Once in the atmosphere, the ejected tunnel air dilutes hundreds of times as it mixes with the surrounding air before mixing down to ground level resulting in little, if any, change to the quality of the air people breathe.
The tunnel ventilation systems are designed to operate effectively under all traffic and weather conditions.
Modern tunnel ventilation design ensures the operation of our tunnels meet strict air quality requirements set by the Department of Planning, Industry and Environment and the Environment Protection Licence issued by the Environment Protection Authority.
Our modern tunnels are designed to achieve:
- strict in-tunnel air quality
- no emissions from portals
- emissions from ventilation outlets that result in little, if any, change to the quality of the air people breathe.
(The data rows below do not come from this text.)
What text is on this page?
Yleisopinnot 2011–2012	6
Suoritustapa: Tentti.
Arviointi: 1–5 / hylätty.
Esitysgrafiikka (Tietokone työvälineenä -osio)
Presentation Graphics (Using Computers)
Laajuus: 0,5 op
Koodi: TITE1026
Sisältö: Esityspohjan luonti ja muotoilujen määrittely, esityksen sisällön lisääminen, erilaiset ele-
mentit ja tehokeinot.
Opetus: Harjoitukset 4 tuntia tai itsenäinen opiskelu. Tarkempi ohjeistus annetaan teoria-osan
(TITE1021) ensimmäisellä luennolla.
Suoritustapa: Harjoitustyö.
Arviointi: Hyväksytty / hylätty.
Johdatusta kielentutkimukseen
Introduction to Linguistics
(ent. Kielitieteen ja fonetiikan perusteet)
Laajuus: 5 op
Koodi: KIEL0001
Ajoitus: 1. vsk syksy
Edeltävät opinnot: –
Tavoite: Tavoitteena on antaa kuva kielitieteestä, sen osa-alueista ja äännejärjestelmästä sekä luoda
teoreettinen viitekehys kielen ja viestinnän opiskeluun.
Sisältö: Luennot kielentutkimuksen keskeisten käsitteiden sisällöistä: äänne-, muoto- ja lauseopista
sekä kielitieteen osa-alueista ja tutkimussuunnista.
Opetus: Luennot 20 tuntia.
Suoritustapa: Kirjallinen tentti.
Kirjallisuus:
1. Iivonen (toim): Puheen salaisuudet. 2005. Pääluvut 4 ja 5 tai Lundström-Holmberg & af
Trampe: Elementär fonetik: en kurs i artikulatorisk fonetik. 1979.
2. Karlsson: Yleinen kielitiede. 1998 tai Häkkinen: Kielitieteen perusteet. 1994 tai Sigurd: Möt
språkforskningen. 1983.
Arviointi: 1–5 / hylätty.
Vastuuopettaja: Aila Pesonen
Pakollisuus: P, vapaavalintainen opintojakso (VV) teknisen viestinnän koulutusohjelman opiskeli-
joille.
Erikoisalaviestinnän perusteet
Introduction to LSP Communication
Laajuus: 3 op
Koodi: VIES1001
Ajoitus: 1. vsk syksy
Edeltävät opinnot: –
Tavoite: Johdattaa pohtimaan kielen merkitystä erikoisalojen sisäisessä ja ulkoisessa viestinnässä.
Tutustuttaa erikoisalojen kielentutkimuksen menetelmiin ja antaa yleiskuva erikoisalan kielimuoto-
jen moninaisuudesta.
Air quality within major NSW tunnels is continuously monitored along the tunnel and at the ventilation outlet to control the ventilation system. This ensures the strict air quality limits outlined in the approval conditions are complied with at all times.
The EPA regulates the ventilation outlets for all current and future operating motorway tunnels to ensure they meet air quality limits.
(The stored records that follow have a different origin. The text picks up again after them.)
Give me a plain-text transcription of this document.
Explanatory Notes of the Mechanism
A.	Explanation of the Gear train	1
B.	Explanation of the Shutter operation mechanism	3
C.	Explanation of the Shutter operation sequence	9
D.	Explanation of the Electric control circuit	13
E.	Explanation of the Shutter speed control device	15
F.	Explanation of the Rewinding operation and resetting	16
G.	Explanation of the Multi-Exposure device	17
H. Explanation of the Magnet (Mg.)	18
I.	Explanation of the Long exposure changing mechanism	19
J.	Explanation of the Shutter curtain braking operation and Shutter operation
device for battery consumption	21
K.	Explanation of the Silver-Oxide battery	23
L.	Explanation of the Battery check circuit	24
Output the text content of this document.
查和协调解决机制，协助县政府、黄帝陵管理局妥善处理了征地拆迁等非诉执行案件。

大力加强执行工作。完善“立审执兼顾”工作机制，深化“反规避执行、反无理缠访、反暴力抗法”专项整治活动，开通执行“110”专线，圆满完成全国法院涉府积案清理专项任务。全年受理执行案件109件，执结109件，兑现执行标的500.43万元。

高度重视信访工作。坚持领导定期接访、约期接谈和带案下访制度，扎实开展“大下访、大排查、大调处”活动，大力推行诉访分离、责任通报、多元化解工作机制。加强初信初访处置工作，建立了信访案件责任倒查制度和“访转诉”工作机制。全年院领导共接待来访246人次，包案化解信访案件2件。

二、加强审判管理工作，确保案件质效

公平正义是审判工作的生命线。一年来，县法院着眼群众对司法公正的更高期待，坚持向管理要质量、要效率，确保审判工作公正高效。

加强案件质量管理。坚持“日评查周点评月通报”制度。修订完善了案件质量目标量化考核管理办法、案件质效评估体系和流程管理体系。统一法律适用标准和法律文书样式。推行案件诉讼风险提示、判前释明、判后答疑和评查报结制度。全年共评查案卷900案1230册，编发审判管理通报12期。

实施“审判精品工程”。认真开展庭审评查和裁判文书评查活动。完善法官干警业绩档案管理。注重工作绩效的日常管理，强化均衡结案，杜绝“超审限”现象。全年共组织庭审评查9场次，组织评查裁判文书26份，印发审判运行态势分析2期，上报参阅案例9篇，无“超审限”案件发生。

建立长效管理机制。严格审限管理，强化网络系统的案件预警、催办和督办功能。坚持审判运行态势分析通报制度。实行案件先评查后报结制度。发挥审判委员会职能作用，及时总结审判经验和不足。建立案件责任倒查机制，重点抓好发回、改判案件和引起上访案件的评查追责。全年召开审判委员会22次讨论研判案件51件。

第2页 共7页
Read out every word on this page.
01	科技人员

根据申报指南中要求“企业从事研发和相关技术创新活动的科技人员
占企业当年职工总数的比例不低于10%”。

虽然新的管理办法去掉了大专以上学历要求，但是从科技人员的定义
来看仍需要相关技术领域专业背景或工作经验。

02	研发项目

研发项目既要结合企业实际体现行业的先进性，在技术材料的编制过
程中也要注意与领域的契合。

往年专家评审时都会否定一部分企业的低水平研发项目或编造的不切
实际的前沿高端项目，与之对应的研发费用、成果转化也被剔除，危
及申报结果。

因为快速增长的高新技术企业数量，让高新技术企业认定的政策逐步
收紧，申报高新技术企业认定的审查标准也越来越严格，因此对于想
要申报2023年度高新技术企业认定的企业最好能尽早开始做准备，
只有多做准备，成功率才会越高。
Tunnel ventilation systems generally work most efficiently and effectively when the ventilation outlet is positioned near the exit ramp. This is why the ventilation outlets for modern tunnels are located near tunnel exit ramps.
All Sydney road tunnels have management plans that involve monitoring in tunnel air quality 24-hours a day and they must comply with limits outlined in the approval conditions set by the Department of Planning and Environment.
The In-tunnel Air Quality (Nitrogen Dioxide) Policy sets the compliance standard of 0.5 ppm, as a 15 minute rolling average for all new tunnels more than one kilometre long. This limit sets the benchmark in Australia and compares favourably to the international in-tunnel nitrogen dioxide design guidelines which range between 0.4 ppm and 1 ppm.